Sachverhalt mit der Stellungnahme der Verwaltung

Zur Entwicklung des Baugebiets „Unterer Schützenrain“ hat der Gemeinderat in seiner Sitzung vom 16.11.2021 beschlossen, ein Investorenauswahlverfahren (IAV) durchzuführen (vgl. SV 2021/177). In dieser Sitzung wurden die Eckpunkte des Verfahrens festgelegt. Im Rahmen der Preisgerichtssitzung vom 15.09.2022 wurde eine Arbeit zur weiteren Bearbeitung empfohlen.

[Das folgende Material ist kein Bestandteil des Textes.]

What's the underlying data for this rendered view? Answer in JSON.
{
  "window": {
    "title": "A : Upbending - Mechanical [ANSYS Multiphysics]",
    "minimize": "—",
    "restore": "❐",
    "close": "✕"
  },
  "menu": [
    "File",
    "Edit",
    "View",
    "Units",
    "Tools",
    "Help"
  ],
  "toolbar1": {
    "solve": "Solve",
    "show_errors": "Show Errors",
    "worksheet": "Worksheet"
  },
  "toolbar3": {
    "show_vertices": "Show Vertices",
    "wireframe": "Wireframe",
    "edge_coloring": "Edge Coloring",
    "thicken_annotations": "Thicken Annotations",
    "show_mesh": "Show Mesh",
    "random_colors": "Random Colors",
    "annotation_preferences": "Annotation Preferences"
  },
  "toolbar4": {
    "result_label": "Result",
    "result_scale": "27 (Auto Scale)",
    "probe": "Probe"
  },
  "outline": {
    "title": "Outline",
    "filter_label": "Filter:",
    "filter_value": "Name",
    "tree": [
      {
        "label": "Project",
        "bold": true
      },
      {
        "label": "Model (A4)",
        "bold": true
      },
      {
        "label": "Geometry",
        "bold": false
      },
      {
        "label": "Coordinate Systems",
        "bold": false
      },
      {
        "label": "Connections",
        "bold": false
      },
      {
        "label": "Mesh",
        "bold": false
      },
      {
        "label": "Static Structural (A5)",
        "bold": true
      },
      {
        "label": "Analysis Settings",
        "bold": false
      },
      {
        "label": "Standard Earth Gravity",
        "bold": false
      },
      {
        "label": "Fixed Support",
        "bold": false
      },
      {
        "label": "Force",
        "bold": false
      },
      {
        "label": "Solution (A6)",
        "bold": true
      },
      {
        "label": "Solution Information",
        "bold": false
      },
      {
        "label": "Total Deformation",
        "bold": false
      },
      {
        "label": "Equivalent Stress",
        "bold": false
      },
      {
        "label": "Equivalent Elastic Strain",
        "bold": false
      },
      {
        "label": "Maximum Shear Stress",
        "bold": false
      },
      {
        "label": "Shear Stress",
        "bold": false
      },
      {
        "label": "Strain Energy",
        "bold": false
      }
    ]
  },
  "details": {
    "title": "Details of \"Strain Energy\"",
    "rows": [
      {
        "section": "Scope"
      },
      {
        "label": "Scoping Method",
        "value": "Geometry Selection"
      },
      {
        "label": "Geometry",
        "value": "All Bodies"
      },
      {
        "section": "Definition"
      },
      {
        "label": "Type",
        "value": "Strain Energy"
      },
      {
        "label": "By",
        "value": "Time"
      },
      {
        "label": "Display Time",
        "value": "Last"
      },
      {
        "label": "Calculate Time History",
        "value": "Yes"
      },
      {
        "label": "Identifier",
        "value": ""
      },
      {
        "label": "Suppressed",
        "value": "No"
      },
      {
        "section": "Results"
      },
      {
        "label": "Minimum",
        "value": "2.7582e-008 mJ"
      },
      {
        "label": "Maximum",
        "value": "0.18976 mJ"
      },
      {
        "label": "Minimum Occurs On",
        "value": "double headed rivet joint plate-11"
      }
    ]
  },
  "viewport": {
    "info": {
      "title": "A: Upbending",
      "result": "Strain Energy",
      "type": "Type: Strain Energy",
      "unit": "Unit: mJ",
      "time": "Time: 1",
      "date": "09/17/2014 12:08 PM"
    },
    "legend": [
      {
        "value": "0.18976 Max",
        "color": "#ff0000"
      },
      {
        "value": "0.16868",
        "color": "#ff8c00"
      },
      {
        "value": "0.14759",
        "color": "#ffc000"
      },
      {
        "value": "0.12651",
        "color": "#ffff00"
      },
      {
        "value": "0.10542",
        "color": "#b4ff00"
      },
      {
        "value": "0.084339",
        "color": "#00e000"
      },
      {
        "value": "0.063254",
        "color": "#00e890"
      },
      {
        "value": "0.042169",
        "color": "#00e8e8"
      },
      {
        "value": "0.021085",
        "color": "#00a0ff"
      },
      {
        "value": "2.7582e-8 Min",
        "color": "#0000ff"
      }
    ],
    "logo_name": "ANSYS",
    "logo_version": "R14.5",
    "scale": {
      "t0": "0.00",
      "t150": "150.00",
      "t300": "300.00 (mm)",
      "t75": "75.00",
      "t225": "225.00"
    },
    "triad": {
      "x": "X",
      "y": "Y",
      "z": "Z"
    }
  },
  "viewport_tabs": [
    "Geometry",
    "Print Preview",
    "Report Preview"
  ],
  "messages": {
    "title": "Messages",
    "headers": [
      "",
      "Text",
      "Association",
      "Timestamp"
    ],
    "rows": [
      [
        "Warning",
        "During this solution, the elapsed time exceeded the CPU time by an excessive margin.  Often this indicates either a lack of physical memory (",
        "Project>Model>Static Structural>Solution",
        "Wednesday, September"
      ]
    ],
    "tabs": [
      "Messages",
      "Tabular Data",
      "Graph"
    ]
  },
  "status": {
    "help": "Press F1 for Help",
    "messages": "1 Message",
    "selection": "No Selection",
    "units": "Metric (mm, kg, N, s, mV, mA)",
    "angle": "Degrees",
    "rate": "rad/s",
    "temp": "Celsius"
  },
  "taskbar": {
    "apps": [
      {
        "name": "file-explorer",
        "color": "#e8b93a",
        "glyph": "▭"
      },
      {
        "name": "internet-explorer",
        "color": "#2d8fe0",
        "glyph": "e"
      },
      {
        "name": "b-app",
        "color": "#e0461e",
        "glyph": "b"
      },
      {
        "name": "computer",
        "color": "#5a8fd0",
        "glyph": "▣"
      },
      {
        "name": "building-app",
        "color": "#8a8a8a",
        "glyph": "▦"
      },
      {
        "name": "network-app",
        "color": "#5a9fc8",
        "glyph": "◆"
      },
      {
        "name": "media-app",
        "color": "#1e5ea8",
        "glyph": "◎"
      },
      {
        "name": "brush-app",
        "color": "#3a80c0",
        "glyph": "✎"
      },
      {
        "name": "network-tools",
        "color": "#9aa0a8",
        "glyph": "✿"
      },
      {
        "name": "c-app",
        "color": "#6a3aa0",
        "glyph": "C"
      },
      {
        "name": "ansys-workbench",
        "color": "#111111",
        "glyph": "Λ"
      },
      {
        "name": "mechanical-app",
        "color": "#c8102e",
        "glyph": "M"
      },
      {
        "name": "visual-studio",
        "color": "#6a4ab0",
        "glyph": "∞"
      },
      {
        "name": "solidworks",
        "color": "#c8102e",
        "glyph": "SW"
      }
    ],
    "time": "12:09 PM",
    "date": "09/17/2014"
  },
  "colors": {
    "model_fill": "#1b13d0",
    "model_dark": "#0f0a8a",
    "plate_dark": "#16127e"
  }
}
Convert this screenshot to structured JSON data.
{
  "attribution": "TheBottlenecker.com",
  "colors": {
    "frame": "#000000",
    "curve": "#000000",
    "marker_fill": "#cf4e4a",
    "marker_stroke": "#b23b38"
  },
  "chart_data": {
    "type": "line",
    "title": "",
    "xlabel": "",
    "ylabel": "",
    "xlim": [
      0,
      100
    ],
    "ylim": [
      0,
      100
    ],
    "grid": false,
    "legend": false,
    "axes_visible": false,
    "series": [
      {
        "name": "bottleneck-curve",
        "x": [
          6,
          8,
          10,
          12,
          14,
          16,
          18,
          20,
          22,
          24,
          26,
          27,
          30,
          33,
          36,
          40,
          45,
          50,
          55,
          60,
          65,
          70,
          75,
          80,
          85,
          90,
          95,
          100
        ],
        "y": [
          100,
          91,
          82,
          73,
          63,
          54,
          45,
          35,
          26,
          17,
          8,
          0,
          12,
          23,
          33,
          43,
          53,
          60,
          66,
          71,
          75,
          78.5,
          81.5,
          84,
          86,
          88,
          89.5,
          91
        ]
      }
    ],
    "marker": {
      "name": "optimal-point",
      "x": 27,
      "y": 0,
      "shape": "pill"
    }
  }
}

Der Gemeinderat hat in seiner Sitzung vom 18.10.2022 (SV 2022/319) dem Ergebnis des IAV zugestimmt und die Stadtverwaltung zu weiteren Verhandlungen mit dem 1. Preisträger, der Weisenburger Projekt GmbH, beauftragt. Von Seiten des Investors wurde das Kaufinteresse und das Interesse an der Entwicklung des Wohngebietes bekundet. In den letzten Monaten fanden mehrere Abstimmungsgespräche zwischen Stadt und Investor statt.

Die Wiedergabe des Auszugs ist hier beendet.